My body is being pushed to limits, and I’m growing. I’ looking forward to the next few weeks here.


This course has also been a great reminder of just how much you can achieve in one day. Get out there, set some goals, and go for it!

Exploring the “Flow”

Reality is so much more delicious than our concept of it.

-Judson Brewer

Think positive. Think outside the box. Think it and it will happen. Okay, I made that last one up, but have you ever been told to think a certain way to improve an area in your life?

Did it work for you?

Shifting your thinking and perspective seems so simple, but in reality it isn’t an easy thing to do. It is a process of breaking habits, challenging yourself to do something different, and growing. Bottom line: it is uncomfortable, especially when you think about it too much.

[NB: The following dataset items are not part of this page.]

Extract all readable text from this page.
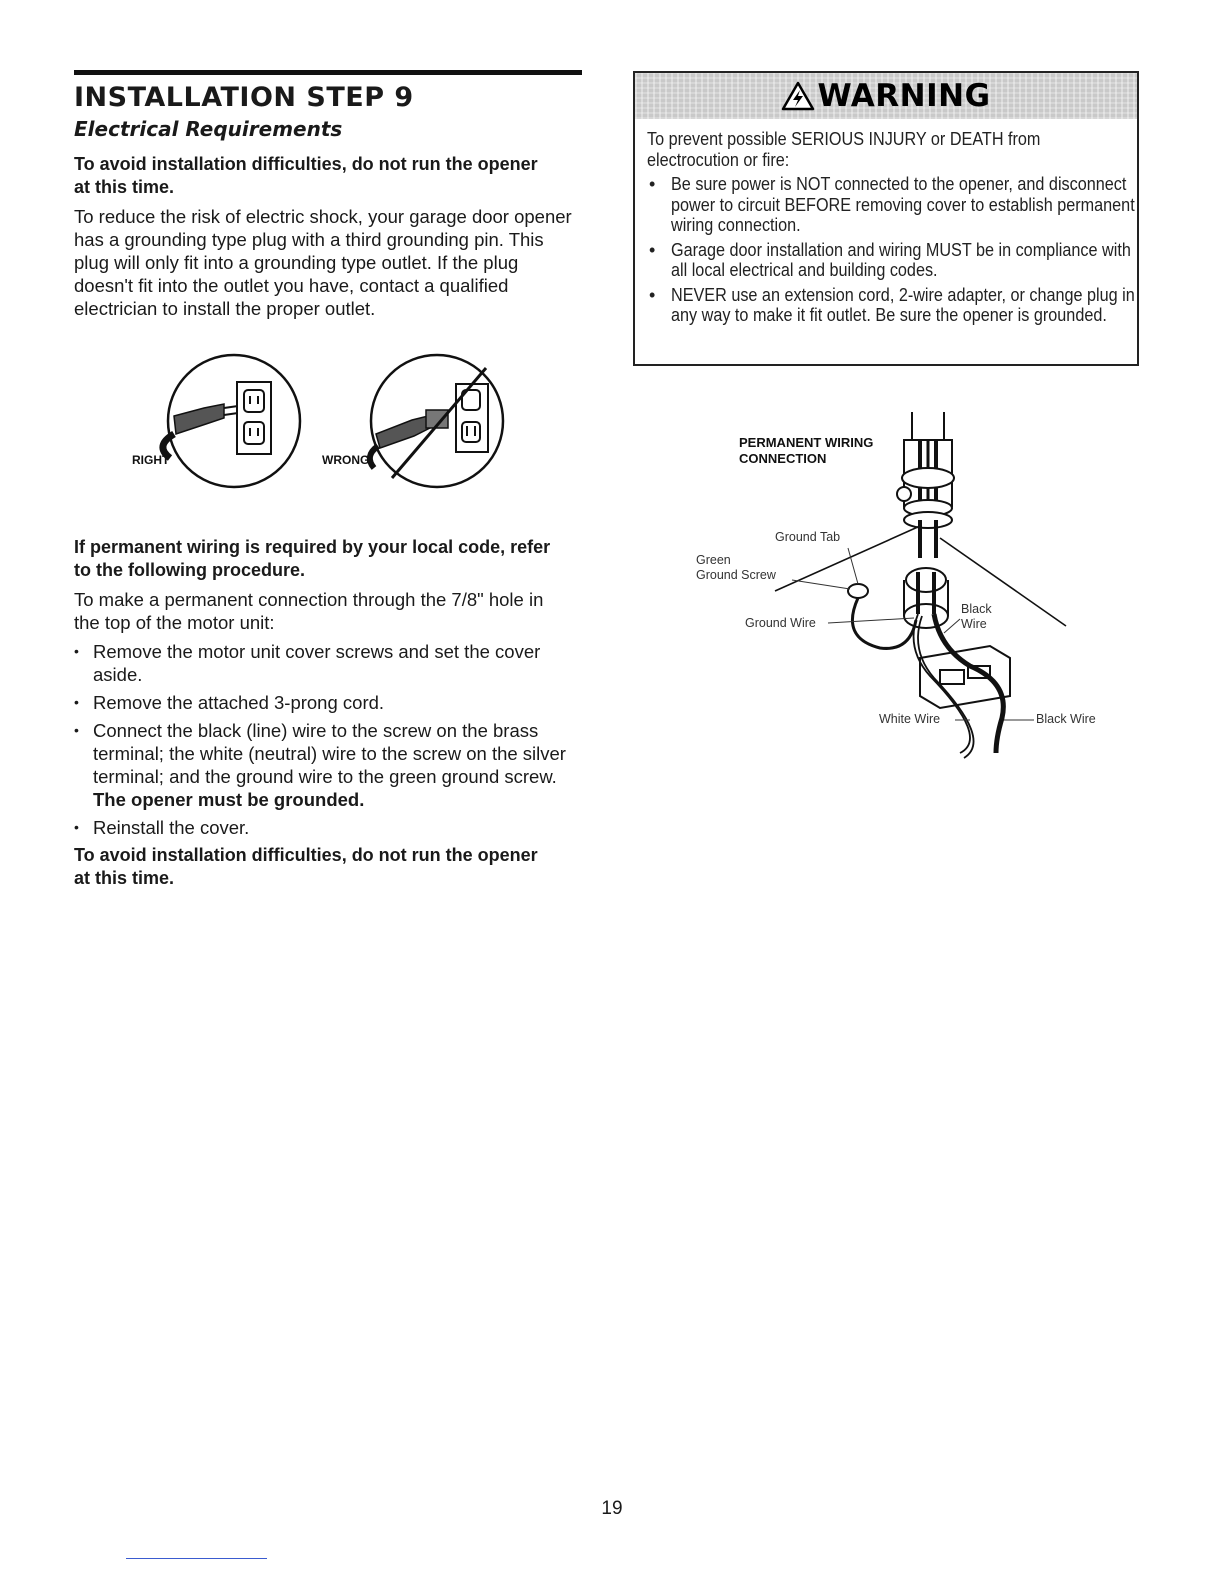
INSTALLATION STEP 9
Electrical Requirements

To avoid installation difficulties, do not run the opener at this time.

To reduce the risk of electric shock, your garage door opener has a grounding type plug with a third grounding pin. This plug will only fit into a grounding type outlet. If the plug doesn't fit into the outlet you have, contact a qualified electrician to install the proper outlet.

RIGHT	WRONG

If permanent wiring is required by your local code, refer to the following procedure.

To make a permanent connection through the 7/8" hole in the top of the motor unit:

• Remove the motor unit cover screws and set the cover aside.
• Remove the attached 3-prong cord.
• Connect the black (line) wire to the screw on the brass terminal; the white (neutral) wire to the screw on the silver terminal; and the ground wire to the green ground screw. The opener must be grounded.
• Reinstall the cover.

To avoid installation difficulties, do not run the opener at this time.

WARNING

To prevent possible SERIOUS INJURY or DEATH from electrocution or fire:

• Be sure power is NOT connected to the opener, and disconnect power to circuit BEFORE removing cover to establish permanent wiring connection.
• Garage door installation and wiring MUST be in compliance with all local electrical and building codes.
• NEVER use an extension cord, 2-wire adapter, or change plug in any way to make it fit outlet. Be sure the opener is grounded.
PERMANENT WIRING
CONNECTION
Ground Tab
Green
Ground Screw
Ground Wire
Black
Wire
White Wire	Black Wire
19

Wait a minute… of thinking is part of the problem, how can it be the solution?

It isn’t really an issue of thinking- thinking is necessary and can actually cultivate focus. The issue is when you overthink in a way that removes you from the present. Instead of appreciating what is in from of you, you are dwelling on the past or worrying about the future. That type of thinking isn’t productive and can suck a lot of energy away from enjoying life right now.


If you are an over thinker (like me) yoga is a great way to calm your mind and literally help you find your “flow”. It helps you connect with your body here and now, and shut down the flow of thought and start up the flow of the body. In fact, the “flow” is such an integral concept in yoga that is can be traced back to the first known written document about yoga known as Yoga Sutras.

What is a flow and why you should explore it

Flow is a psychological term describing when a person is fully immersed in a task. Generally speaking, a flow consists of concentration and enjoyment. When you are in the flow, you are in the moment, enjoying life and free from worry for the future or past. There is evidence that being in the flow promotes higher levels of happiness.

Why find your flow? When you are in your flow, you are at the your optimum- the best you can be. What could be better?

Check out Judson Brewer’s TEDx talk where he discusses and describes the state of flow.

Basically, we need to do more, think less.  And this is much easier said than done.

The irony of realizing you are in the flow is to sometimes not be in it. Like all things, balance is necessary, and understanding the flow, how to enter it and engage, as well as reflecting on when you were in it and how you felt, are necessary to create awareness around the entire flow experience. Brewer notes that you need to get out of your own way, usually obstacles you think up and trip over. Stop the trip up and develop the reflection by working on your own flow.

How to get into a flow (from Mrs. Mindfulness)

Step 1

Take 5 deep breaths, closing your eyes if you want. Focus just on your breath here and become aware of what it feels like to be in the moment.

Step 2

Be present and aware in the now. Notice how you feel.

Step 3

Do an activity with purpose. It can be anything- washing the dishes, going for a walk, looking at a picture. Just do it completely in the moment. If thoughts arise, notice them and allow them to float by.

Step 4

Continue the activity. Notice how the activity is different when you do it with mindfulness. You may see that the activity comes “alive”.

Me writing this blog is an example of finding flow in patterns of thought. I may not be engaging with the room I am sitting in at the moment, but I am actively engaging in an idea- that is also a form a flow!

If you are struggling to find a flow in everyday tasks, do some yoga and apply the same awareness listed above. You may surprise yourself.

Enjoy the day, don’t overthink it, and get into the flow!